近代日本において、およそ300年ほど続いた幕藩体制は、六十余州の民を一気に奮わせた「尊皇攘夷」という義を中心に分かれた保守派と倒幕派が、サムライらしさを史実に刻みつつ戦い、結果、時代が選んだ方向へと進むべく終結を迎えましたが、本当の国難は、その先にありました。国開きと共に開始された急激な欧化対策は、尊皇攘夷の根本理念を忘れさせ、更に近代化や西洋思想を活発すぎるほど肯定したために、後の日本および日本人は失うべからずものを失い、得るべからずものを得て変質していったのです。

保守を唱える政治家でさえ、主権と国民と国土を以って国家の要素と語りますが、日本においては、そうではない。民族性を失えば日本ではありません。

治安、マナーの良さ、国民の人柄も最高の国ではありますが、日本独自の哲学的な思惟や常識が枯れ果てた今の悪しき部分を観ずるに、例えば「誰にも迷惑をかけていないから」援助交際をして何が悪いか、という考えに対して明確な答えを持ち合わせず、あるいは、カジノ法案などといった陳腐な案を前にして反対するとしても、ギャンブル依存の危惧とした程度の理でしか反駁できなくなってしまっています。

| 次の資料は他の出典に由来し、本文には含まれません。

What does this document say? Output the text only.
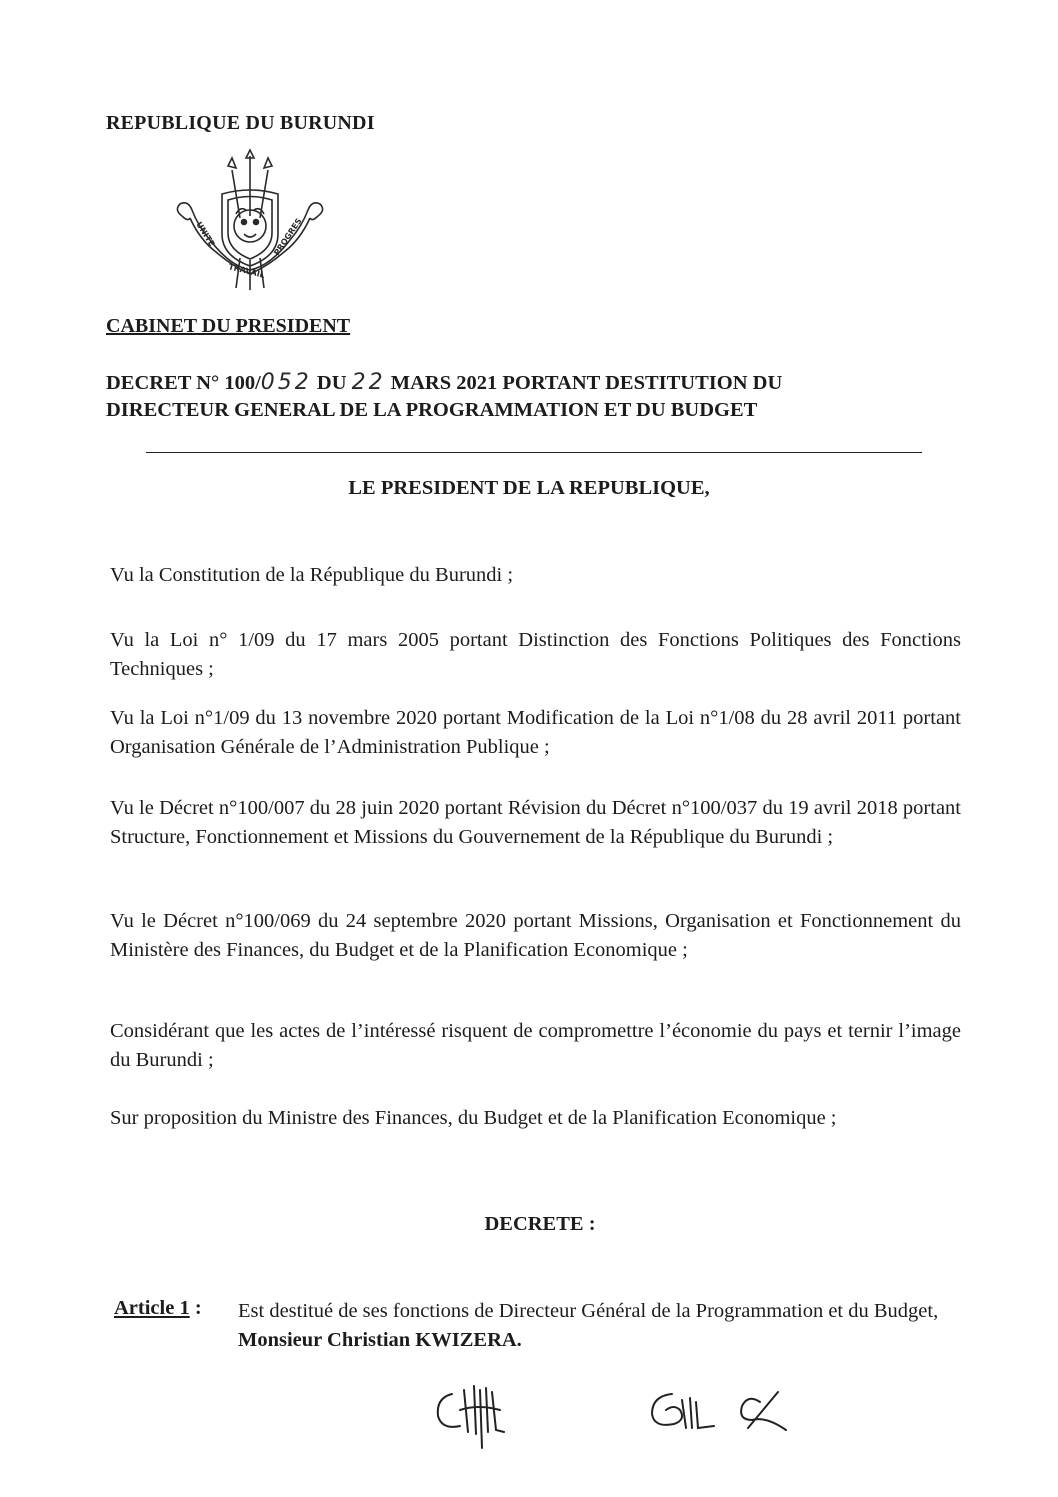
REPUBLIQUE DU BURUNDI
UNITE
TRAVAIL
PROGRES
CABINET DU PRESIDENT
DECRET N° 100/052 DU 22 MARS 2021 PORTANT DESTITUTION DU
DIRECTEUR GENERAL DE LA PROGRAMMATION ET DU BUDGET
LE PRESIDENT DE LA REPUBLIQUE,
Vu la Constitution de la République du Burundi ;
Vu la Loi n° 1/09 du 17 mars 2005 portant Distinction des Fonctions Politiques des Fonctions Techniques ;
Vu la Loi n°1/09 du 13 novembre 2020 portant Modification de la Loi n°1/08 du 28 avril 2011 portant Organisation Générale de l’Administration Publique ;
Vu le Décret n°100/007 du 28 juin 2020 portant Révision du Décret n°100/037 du 19 avril 2018 portant Structure, Fonctionnement et Missions du Gouvernement de la République du Burundi ;
Vu le Décret n°100/069 du 24 septembre 2020 portant Missions, Organisation et Fonctionnement du Ministère des Finances, du Budget et de la Planification Economique ;
Considérant que les actes de l’intéressé risquent de compromettre l’économie du pays et ternir l’image du Burundi ;
Sur proposition du Ministre des Finances, du Budget et de la Planification Economique ;
DECRETE :
Article 1 : Est destitué de ses fonctions de Directeur Général de la Programmation et du Budget, Monsieur Christian KWIZERA.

金を持っているか否かとした浅薄な基準でしか人の大きさを計れない。
いじめを受けているときの対策方法として「自殺」する事を社会が肯定(まるで斡旋)したことにより、いじめられたから自殺するとした、最悪で、最弱で、絶対にしてはならない恥ずかしい道を「仕返しの代用」として選択する子供たち。
「オレオレ詐欺」を行う側はもとより騙されてしまう人がいる。と、これらの事柄は、日本人が弱くなったことと、自能的に物事を考えられなくなってしまったことを映し出しているのではないでしょうか。
世界で唯一、「金も命も要らない」としながらももっと高次元の価値観を堅持していた日本人の魂はどこへいったのか・・・。

「金持ちよりも心持ち。」

頭山満翁のこの言葉は、人間の基本的な性質に異を唱えつつ「人間が得るべき本当の豊かさ」を思惟するための奥義を示していると思います。
見る方向によっては世界で最も良い国ではあるが、それは単に牙を抜かれたトラが飼育されている事に満足しつつ、肥えた腹を自分で舐め、次に与えられるエサの事をしか考えられない状態になっているのと同じだ。トラの歓喜は、野性の中でしか生まれない。
動物園が倒産し、飼育員がいなくなったとき、トラはどうなるか・・・日本の、すぐ先にそれがある。

いま求められる、あらゆる問題を解決する方法・・・

これは現象対策ではなく個々人の内証の醸成すなわち、今の価値基準の序列の一番を日本的精神主義へと変換することに他ならず、それには、日本人である自己の認知活動を客観的に観て、真の日本の英知を照射することから始めなければならないのです。
そうすれば、多くの日本人は、精神の曇りと歪みを清められ、忘れていたことを思い出すに違いない。
あらゆる客体に対応する心という主体の鍛錬が、人を人たらしめるのです。
他国から羨望され、期待され、注目される日本は、他方において、世界平和の枢軸国とした大きな役目を背負っているという事を思い出さなければならない。これから先、世界は、日本のあらゆる側面に注視し始めるのです。子育てという修行方法についても。